Franchini – Acredito que a justiça social somente acontecerá no Brasil quando ocorrer uma revolução no nosso sistema de segurança pública, que hoje funciona com braço armado dos grupos políticos que ocupam os governos.

CK – Como é sentar e escrever uma tragédia baseada na vida real?

Franchini – Doloroso, mas ao mesmo tempo é fascinante. Invadir a vida de alguém e tentar entender as razões do crime é uma experiência que machuca, mas também engrandece.

CK – Como são os feedbacks das obras publicadas?

Franchini – Sempre uma grande surpresa. Como disse, eu não escrevo para o público convencional de romances policiais, e nunca esperei que meus livros pudessem ir além de uma literatura que tangenciasse o mercado literário. Os leitores que me abordam são, principalmente, policiais ou profissionais da área jurídica.

O livro da Suzane, em especial, toca sensivelmente o público adolescente feminino desde que ele foi lançado.

São jovens que, além de trazer uma curiosidade sobre a realidade que motivou o crime, também trazem pesquisas profundas sobre a família Richthofen. Qualquer mensagem de um leitor, mesmo aquele que não gostou tanto dos meus livros, é uma recompensa.

CK – As tecnologias auxiliam os autores contemporâneos?

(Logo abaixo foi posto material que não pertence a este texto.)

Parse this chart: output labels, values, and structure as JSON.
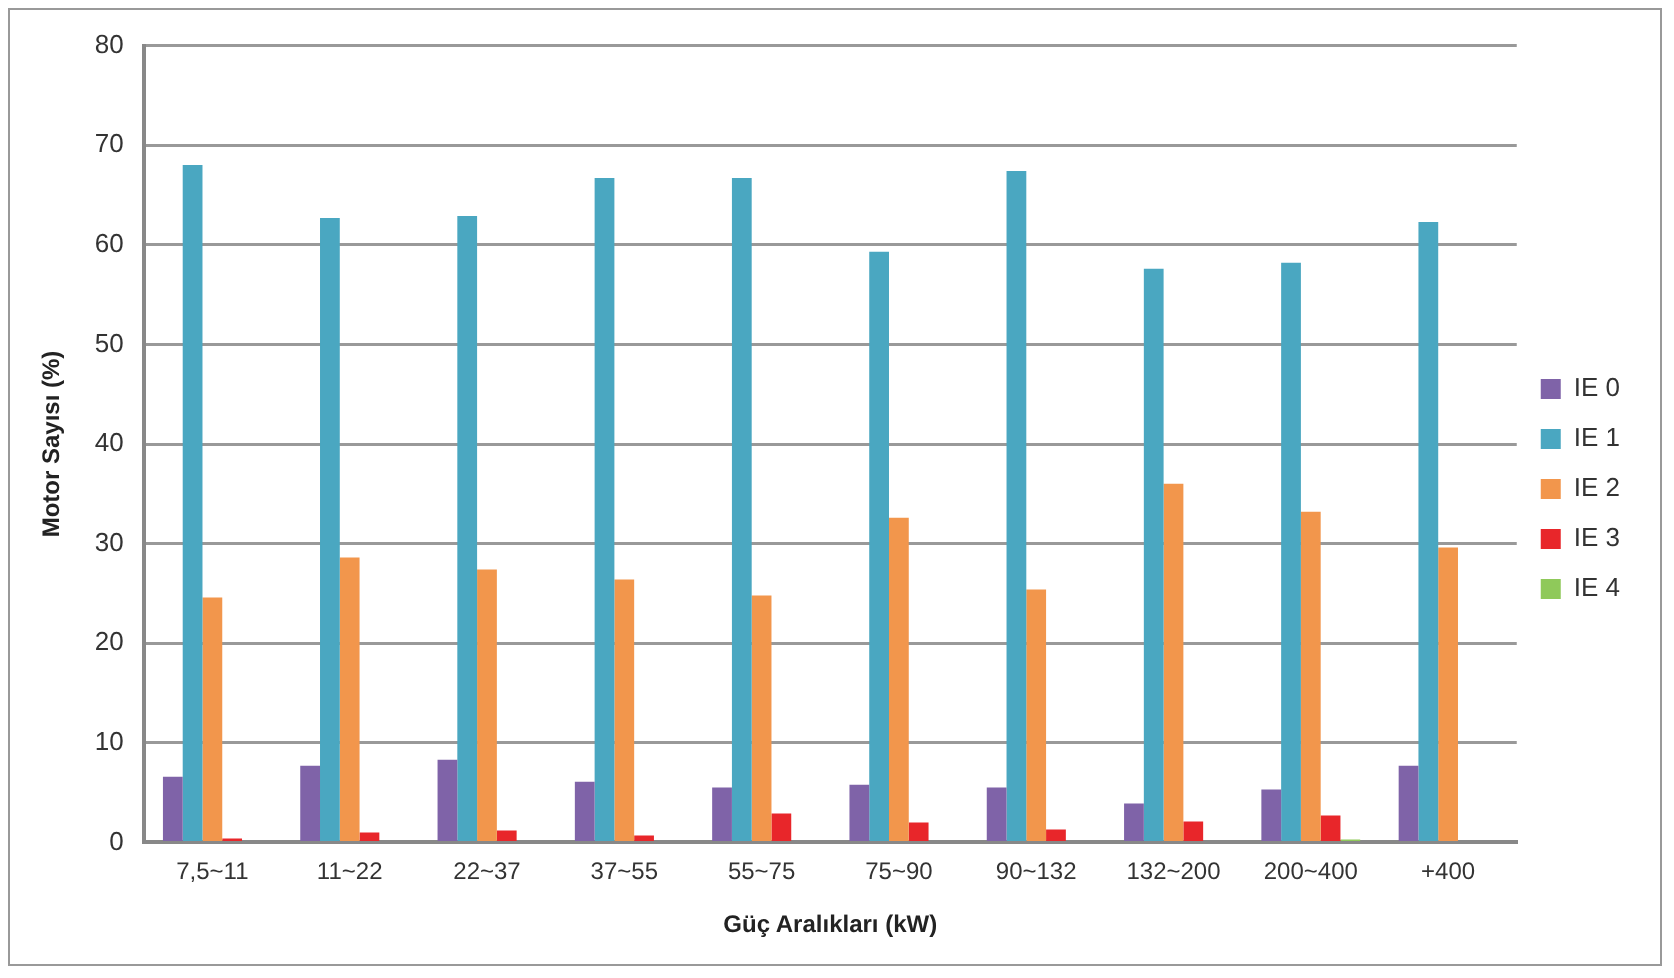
{
  "chart_data": {
    "type": "bar",
    "xlabel": "Güç Aralıkları (kW)",
    "ylabel": "Motor Sayısı (%)",
    "categories": [
      "7,5~11",
      "11~22",
      "22~37",
      "37~55",
      "55~75",
      "75~90",
      "90~132",
      "132~200",
      "200~400",
      "+400"
    ],
    "series": [
      {
        "name": "IE 0",
        "color": "#7f63a8",
        "values": [
          6.6,
          7.7,
          8.3,
          6.1,
          5.5,
          5.8,
          5.5,
          3.9,
          5.3,
          7.7
        ]
      },
      {
        "name": "IE 1",
        "color": "#4aa7c1",
        "values": [
          68,
          62.7,
          62.9,
          66.7,
          66.7,
          59.3,
          67.4,
          57.6,
          58.2,
          62.3
        ]
      },
      {
        "name": "IE 2",
        "color": "#f2964c",
        "values": [
          24.6,
          28.6,
          27.4,
          26.4,
          24.8,
          32.6,
          25.4,
          36,
          33.2,
          29.6
        ]
      },
      {
        "name": "IE 3",
        "color": "#e8262a",
        "values": [
          0.4,
          1,
          1.2,
          0.7,
          2.9,
          2,
          1.3,
          2.1,
          2.7,
          0
        ]
      },
      {
        "name": "IE 4",
        "color": "#8fc95a",
        "values": [
          0,
          0,
          0,
          0,
          0,
          0,
          0,
          0,
          0.3,
          0
        ]
      }
    ],
    "ylim": [
      0,
      80
    ],
    "yticks": [
      0,
      10,
      20,
      30,
      40,
      50,
      60,
      70,
      80
    ],
    "grid": "y",
    "legend": "right"
  }
}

Franchini – Quem trabalha com pesquisa, como eu, teve o trabalho bastante facilitado com o surgimento da Internet. Mas o específico da literatura, pelo menos para mim, é a transparência dos personagens. E para isso não precisamos de fatos fidedignos.

CK – Você tem algum autor favorito? Está lendo algum livro?

Franchini – Ultimamente tenho me atraído por livros sobre pesquisas históricas da sociedade, doenças, alimentos, tecnologia… obras que, originalmente, eram teses acadêmicas. Gosto também dos escritores russos do século XIX.

CK – Meu objetivo é incentivar a leitura e mostrar os Escritores do Brasil. Que recado você deixa para leitores e colegas escritores dessa imensa nação?

Franchini – Não se resuma ao que te cerca.

CK – Quais os projetos futuros?

Franchini – Perder os 6 quilos que ganhei na quarentena e voltar a ser desejado.